ByMark J. Guillen, writer at

Netflix, Inc. (NFLX) stock has surged 2.21%, after Nomura raised the target price on the stock from $600 to $750

Netflix Inc. shares are up yesterday, followed by Anthony Di Clemente, an analyst at Nomura Securities bullish stance on the streaming giant in a research note issued to investors published yesterday. Mr. Cliemente pointed out his latest country by country model which shows that Netflix might reach the potential overall addressable market of almost 725 to 730 million households by the end of 2020. Nomura Securities reiterated a rating of Buy and increased the stock price target to $750 from $600 on Netflix shares.

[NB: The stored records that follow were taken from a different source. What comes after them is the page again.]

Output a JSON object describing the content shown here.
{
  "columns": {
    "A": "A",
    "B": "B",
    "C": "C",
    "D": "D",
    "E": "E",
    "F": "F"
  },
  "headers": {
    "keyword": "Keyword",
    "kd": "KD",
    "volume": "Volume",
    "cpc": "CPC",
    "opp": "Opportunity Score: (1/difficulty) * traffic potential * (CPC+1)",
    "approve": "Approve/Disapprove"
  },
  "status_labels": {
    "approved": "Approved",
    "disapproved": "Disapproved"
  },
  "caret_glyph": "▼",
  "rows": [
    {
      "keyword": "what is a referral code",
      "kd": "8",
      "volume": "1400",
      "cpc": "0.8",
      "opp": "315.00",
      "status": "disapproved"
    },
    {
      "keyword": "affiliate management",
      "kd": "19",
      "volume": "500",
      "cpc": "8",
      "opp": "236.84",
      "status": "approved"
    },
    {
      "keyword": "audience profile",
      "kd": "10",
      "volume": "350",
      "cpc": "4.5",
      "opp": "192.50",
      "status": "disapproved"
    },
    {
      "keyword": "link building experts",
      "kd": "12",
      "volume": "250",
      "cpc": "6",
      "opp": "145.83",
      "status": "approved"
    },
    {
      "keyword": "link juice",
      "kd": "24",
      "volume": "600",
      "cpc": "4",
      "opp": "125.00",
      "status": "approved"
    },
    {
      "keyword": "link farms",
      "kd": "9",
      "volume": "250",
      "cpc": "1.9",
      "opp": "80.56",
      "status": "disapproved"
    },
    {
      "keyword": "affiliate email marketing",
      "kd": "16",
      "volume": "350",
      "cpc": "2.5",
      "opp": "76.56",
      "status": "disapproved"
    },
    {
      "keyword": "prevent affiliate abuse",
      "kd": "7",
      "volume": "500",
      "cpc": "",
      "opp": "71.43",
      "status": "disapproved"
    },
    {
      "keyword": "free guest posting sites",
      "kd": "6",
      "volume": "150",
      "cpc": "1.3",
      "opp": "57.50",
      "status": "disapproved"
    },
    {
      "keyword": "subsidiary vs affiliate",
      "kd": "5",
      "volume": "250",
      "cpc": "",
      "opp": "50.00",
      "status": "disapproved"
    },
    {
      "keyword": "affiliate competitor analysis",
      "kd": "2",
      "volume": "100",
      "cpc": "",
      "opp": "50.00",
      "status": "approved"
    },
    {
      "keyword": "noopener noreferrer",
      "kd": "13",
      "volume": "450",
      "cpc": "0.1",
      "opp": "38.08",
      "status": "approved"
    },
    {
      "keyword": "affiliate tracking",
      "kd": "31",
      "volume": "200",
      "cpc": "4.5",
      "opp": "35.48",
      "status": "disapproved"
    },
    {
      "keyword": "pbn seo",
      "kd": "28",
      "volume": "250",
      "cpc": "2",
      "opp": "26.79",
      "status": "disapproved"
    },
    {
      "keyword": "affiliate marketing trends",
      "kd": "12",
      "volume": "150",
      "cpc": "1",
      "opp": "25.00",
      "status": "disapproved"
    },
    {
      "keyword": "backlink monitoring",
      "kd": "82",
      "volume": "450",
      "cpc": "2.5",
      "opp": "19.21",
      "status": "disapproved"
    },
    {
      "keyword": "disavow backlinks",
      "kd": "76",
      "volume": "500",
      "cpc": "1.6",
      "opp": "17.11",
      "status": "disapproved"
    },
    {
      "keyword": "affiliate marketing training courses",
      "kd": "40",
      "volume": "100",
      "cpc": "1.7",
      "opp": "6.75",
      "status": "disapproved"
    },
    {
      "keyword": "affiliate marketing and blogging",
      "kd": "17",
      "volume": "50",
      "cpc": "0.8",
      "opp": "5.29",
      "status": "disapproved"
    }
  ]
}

On the basis of 725 to 730 million households covered, Mr. Cliemente expects the company’s penetration to reach 94 million subscribers globally. He also believes that rising international contact licensing will offer the company robust operating margins, more than the consensus forecast in the future. The analysts outlined three long term drivers of Netflix growth: leverage from international contact licensing, opportunity of growth in current markets, enhanced operating leverage, and untapped market of China.

Highlighting the enhanced operating leverage opportunity from international licensing contracts, Mr. DiClemente write that global subscriptions in the future are expected to offer at par or even better operating margin than domestic subscriptions. He also said that company’s international user subscription licensing will be expanded to a large number of users. He estimates 35% of global contribution margin.

China is becoming as the upcoming growth opportunity for mostly United States companies. Mr. DiClemente said that China can be a potential contributor to the streaming giant, and forecasts that the company is expected to reach 4.5% of penetration in the region. He added that China has 10 million of potential subscriptions and has the ability to become the biggest international market of Netflix.

However, Alibaba Group Holding Ltd recently declared that it is looking forward to start service like Netflix in the upcoming months, Alibaba holds 80% of the Chinese markets and approach into streaming business might have huge allusion for Netflix’s plans in China.

Because of this, Mr. DiClemente outlined the upside left in Netflix’s current markets. He stated: “While recent focus has been an opportunity in new international markets, we estimate the average YoY growth across Netflix’s current five largest international markets should equate to a 20%-25% CAGR through 2020E. We estimate that these markets, including the UK, Canada, Brazil, Germany, and Mexico, will comprise 35%-40% of net additions through 2020E and provide a significant runway for user growth in and of them.”